Yesterday, during church, the worship team began to sing Holy Holy Holy and tears came to my eyes. It is an old hymn that I grew up singing in the Episcopal church. I love that hymn because it brings back such strong memories of my Grandmother Peaches.
For most of my life, my grandmother was the head of the Alter Guild at our church. Her and my grandfather would pick me up for the service and I would follow her back to the service room to prepare communion. She would put on her robes and prepare the communion elements. She held each challis with such great care, pouring the wine from the glass containers and placing the wafers on the silver plates. I loved watching her. After she was done, she would send me out to sit in the pews with my grandfather.
The Episcopal service is pretty standard. Not much changes weekly and the song Holy Holy Holy was sung as the communion elements made their way to the alter. I can vividly remember my grandmother bringing forth the glass and silver canisters, laying out the embroidered and neatly pressed linens. She moved gracefully around the table as the priest prepared to read from the Book of Common Prayer. The soft lights from the ceiling and the sun shining from the stain glass would make her shine like an angel.
As the worship team sung yesterday, I began to have flashes of my grandmother then unexpecdently, I began to think of my mother and her battle with cancer. And I was very sad, not for me, not for what will be my loss, I was mostly sad for my children.
I was so blessed to be with my grandmother more days than not as a child. She was always around. Every holiday, every event, every weekend. I spent weeks during the summer and school breaks trolling after her in their yard. She called me Mellie and I loved her deeply.
It has always bothered me that my children will not get to know their grandparents the same way that I did. We live to far and they only get to see them once a year. With my mom’s cancer diagnosis the reality is that my children may come to a point where they barely remember her. They won’t have ingrained memories like I do with Peaches. There won’t be a song that is played in church that fills their mind with vivid memories that almost appear to be a movie. Their memories will be snippets, pictures in an album.
We don’t know how much time we have left with my mom. Her prognosis is undetermined but I do know that my children will have a different relationship with her than I did with my grandmother. Their memories will be less vivid and it saddens me that there isn’t much I can do about it.

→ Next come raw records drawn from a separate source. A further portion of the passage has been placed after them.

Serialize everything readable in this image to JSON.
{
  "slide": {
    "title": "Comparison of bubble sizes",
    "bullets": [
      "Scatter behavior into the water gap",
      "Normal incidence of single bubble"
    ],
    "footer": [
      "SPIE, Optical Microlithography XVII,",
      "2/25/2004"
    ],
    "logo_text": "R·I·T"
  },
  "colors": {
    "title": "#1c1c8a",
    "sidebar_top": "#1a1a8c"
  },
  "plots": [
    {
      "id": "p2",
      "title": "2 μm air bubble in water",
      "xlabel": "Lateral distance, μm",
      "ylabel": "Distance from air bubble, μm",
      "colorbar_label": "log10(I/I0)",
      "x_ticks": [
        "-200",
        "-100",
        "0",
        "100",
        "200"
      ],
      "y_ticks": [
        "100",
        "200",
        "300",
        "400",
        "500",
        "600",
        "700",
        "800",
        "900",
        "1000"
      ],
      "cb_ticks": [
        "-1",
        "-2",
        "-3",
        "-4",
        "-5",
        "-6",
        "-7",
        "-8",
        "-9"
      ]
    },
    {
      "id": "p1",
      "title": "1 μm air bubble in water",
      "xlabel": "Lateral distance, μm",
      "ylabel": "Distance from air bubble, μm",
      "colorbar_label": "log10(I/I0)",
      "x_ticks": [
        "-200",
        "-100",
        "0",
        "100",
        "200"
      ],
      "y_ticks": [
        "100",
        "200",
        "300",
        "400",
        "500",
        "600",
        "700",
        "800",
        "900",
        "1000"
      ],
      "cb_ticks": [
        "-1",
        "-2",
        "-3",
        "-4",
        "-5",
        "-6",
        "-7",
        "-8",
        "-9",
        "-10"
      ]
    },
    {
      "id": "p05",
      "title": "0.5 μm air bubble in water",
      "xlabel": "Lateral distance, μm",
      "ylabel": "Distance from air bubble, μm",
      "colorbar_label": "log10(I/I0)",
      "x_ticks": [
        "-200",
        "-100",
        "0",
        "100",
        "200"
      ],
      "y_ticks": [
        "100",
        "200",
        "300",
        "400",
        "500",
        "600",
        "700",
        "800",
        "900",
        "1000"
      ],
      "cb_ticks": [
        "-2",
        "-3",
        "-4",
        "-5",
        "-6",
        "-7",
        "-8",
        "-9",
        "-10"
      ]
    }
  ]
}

This summer we will go home for a short 5 days. We will have that brief time to instill some more memories with their grandmother. I have started to think about things that we can do (or not do) that Lu & Eph will remember. It is hard to plant a memory. Memories are made of up personal experiences that impact the individual but if we can just come up with one, that 10 years from now, when they hear a specific song or taste a specific food and a memory will come flooding back to them – vivid, bright and almost real.
"Say What?" says
I feel the exact same way about the song “It Is Well”. It was my grandmother’s favorite and the tears just flow uncontrollably every time I hear it.
((hugs)) to you. I can’t imagine what a difficult time this is.